Какие музыкальные дебоши они устраивали, играя в Thin Lizzy, в какой раж и жар впадали, не уступая друг другу в соревновании соло и баса, голоса и рыка. Фил Лайнотт, сын гордой Филомены, ирландец с африканской кровью в жилах и вирусом придури в мозгах, то клеил осколки зеркала на гитару, чтобы пускать зайчики в лица девушкам в зале, то мазал подглазья гуталином и в знак дружбы двух народов запивал ирландский виски шотландским самогоном.
И это был у него блюз, переходящий в панк, панк, переходящий в рок, рок, снова переходящий в блюз ― ирландская блажь, ирландская ширь, черная роза Ирландии.
Филипп Лайнотт. Фото из архива
Да, все трое пили, пили по-страшному, галлонами и литрами ― три ирландских алкоголика, одержимые блюзом.
Их музыка, их блюз-рок пахнет чистым спиртом и весельем, которое наступает по ту сторону отчаяния. Это смех после слез, когда все уже выплакано.

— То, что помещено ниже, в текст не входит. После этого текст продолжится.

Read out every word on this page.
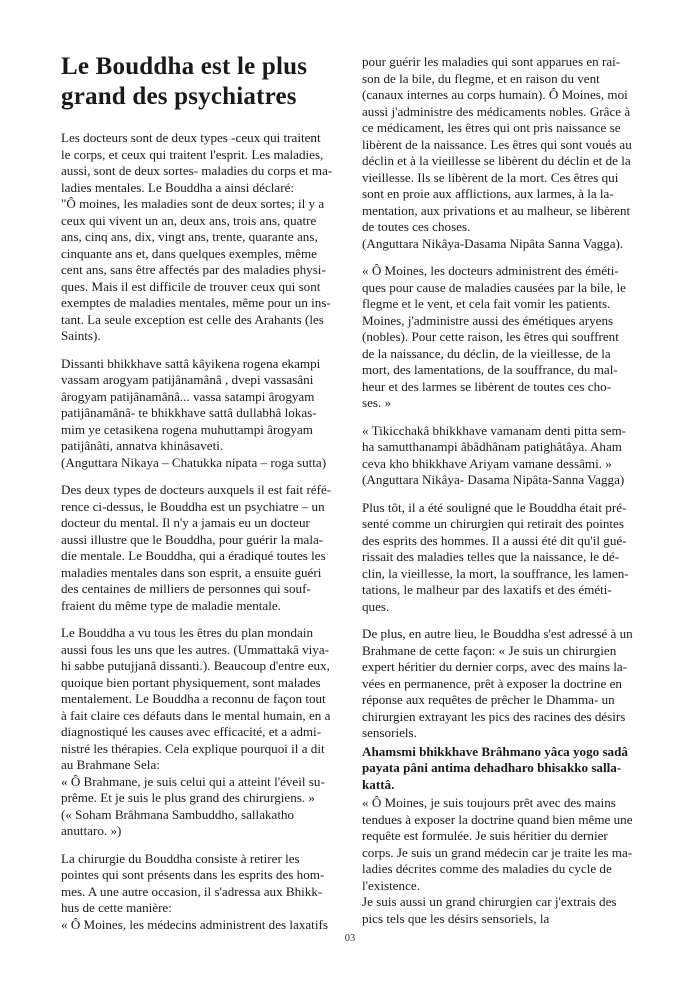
Le Bouddha est le plus
grand des psychiatres

Les docteurs sont de deux types -ceux qui traitent
le corps, et ceux qui traitent l'esprit. Les maladies,
aussi, sont de deux sortes- maladies du corps et ma-
ladies mentales. Le Bouddha a ainsi déclaré:
"Ô moines, les maladies sont de deux sortes; il y a
ceux qui vivent un an, deux ans, trois ans, quatre
ans, cinq ans, dix, vingt ans, trente, quarante ans,
cinquante ans et, dans quelques exemples, même
cent ans, sans être affectés par des maladies physi-
ques. Mais il est difficile de trouver ceux qui sont
exemptes de maladies mentales, même pour un ins-
tant. La seule exception est celle des Arahants (les
Saints).

Dissanti bhikkhave sattâ kâyikena rogena ekampi
vassam arogyam patijânamânâ , dvepi vassasâni
ârogyam patijânamânâ... vassa satampi ârogyam
patijânamânâ- te bhikkhave sattâ dullabhâ lokas-
mim ye cetasikena rogena muhuttampi ârogyam
patijânâti, annatva khinâsaveti.
(Anguttara Nikaya – Chatukka nipata – roga sutta)

Des deux types de docteurs auxquels il est fait réfé-
rence ci-dessus, le Bouddha est un psychiatre – un
docteur du mental. Il n'y a jamais eu un docteur
aussi illustre que le Bouddha, pour guérir la mala-
die mentale. Le Bouddha, qui a éradiqué toutes les
maladies mentales dans son esprit, a ensuite guéri
des centaines de milliers de personnes qui souf-
fraient du même type de maladie mentale.

Le Bouddha a vu tous les êtres du plan mondain
aussi fous les uns que les autres. (Ummattakâ viya-
hi sabbe putujjanâ dissanti.). Beaucoup d'entre eux,
quoique bien portant physiquement, sont malades
mentalement. Le Bouddha a reconnu de façon tout
à fait claire ces défauts dans le mental humain, en a
diagnostiqué les causes avec efficacité, et a admi-
nistré les thérapies. Cela explique pourquoi il a dit
au Brahmane Sela:
« Ô Brahmane, je suis celui qui a atteint l'éveil su-
prême. Et je suis le plus grand des chirurgiens. »
(« Soham Brâhmana Sambuddho, sallakatho
anuttaro. »)

La chirurgie du Bouddha consiste à retirer les
pointes qui sont présents dans les esprits des hom-
mes. A une autre occasion, il s'adressa aux Bhikk-
hus de cette manière:
« Ô Moines, les médecins administrent des laxatifs

pour guérir les maladies qui sont apparues en rai-
son de la bile, du flegme, et en raison du vent
(canaux internes au corps humain). Ô Moines, moi
aussi j'administre des médicaments nobles. Grâce à
ce médicament, les êtres qui ont pris naissance se
libèrent de la naissance. Les êtres qui sont voués au
déclin et à la vieillesse se libèrent du déclin et de la
vieillesse. Ils se libèrent de la mort. Ces êtres qui
sont en proie aux afflictions, aux larmes, à la la-
mentation, aux privations et au malheur, se libèrent
de toutes ces choses.
(Anguttara Nikâya-Dasama Nipâta Sanna Vagga).

« Ô Moines, les docteurs administrent des éméti-
ques pour cause de maladies causées par la bile, le
flegme et le vent, et cela fait vomir les patients.
Moines, j'administre aussi des émétiques aryens
(nobles). Pour cette raison, les êtres qui souffrent
de la naissance, du déclin, de la vieillesse, de la
mort, des lamentations, de la souffrance, du mal-
heur et des larmes se libèrent de toutes ces cho-
ses. »

« Tikicchakâ bhikkhave vamanam denti pitta sem-
ha samutthanampi âbâdhânam patighâtâya. Aham
ceva kho bhikkhave Ariyam vamane dessâmi. »
(Anguttara Nikâya- Dasama Nipâta-Sanna Vagga)

Plus tôt, il a été souligné que le Bouddha était pré-
senté comme un chirurgien qui retirait des pointes
des esprits des hommes. Il a aussi été dit qu'il gué-
rissait des maladies telles que la naissance, le dé-
clin, la vieillesse, la mort, la souffrance, les lamen-
tations, le malheur par des laxatifs et des éméti-
ques.

De plus, en autre lieu, le Bouddha s'est adressé à un
Brahmane de cette façon: « Je suis un chirurgien
expert héritier du dernier corps, avec des mains la-
vées en permanence, prêt à exposer la doctrine en
réponse aux requêtes de prêcher le Dhamma- un
chirurgien extrayant les pics des racines des désirs
sensoriels.

Ahamsmi bhikkhave Brâhmano yâca yogo sadâ
payata pâni antima dehadharo bhisakko salla-
kattâ.

« Ô Moines, je suis toujours prêt avec des mains
tendues à exposer la doctrine quand bien même une
requête est formulée. Je suis héritier du dernier
corps. Je suis un grand médecin car je traite les ma-
ladies décrites comme des maladies du cycle de
l'existence.
Je suis aussi un grand chirurgien car j'extrais des
pics tels que les désirs sensoriels, la

03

Одиночество Рори Галлахера на темной сцене, мучительное желание разгадать тайну блюза у Гэри Мура и приступы саморазрушения у Фила Лайнотта ― все это так странно, так нелепо и так больно. Печень Галлахера, сердце Мура и легкие Лайнотта не выдержали. Но что мы знаем о мучении души, ищущей звук, чтобы судить их за выпадение в осадок, за несвязные речи и странные поступки? Как они играли и как звучат сейчас, осенью, когда сверху, из окна, видны медленно плывущие по улице черные мокрые зонты. Блаженны играющие блюз, ибо им принадлежит рай.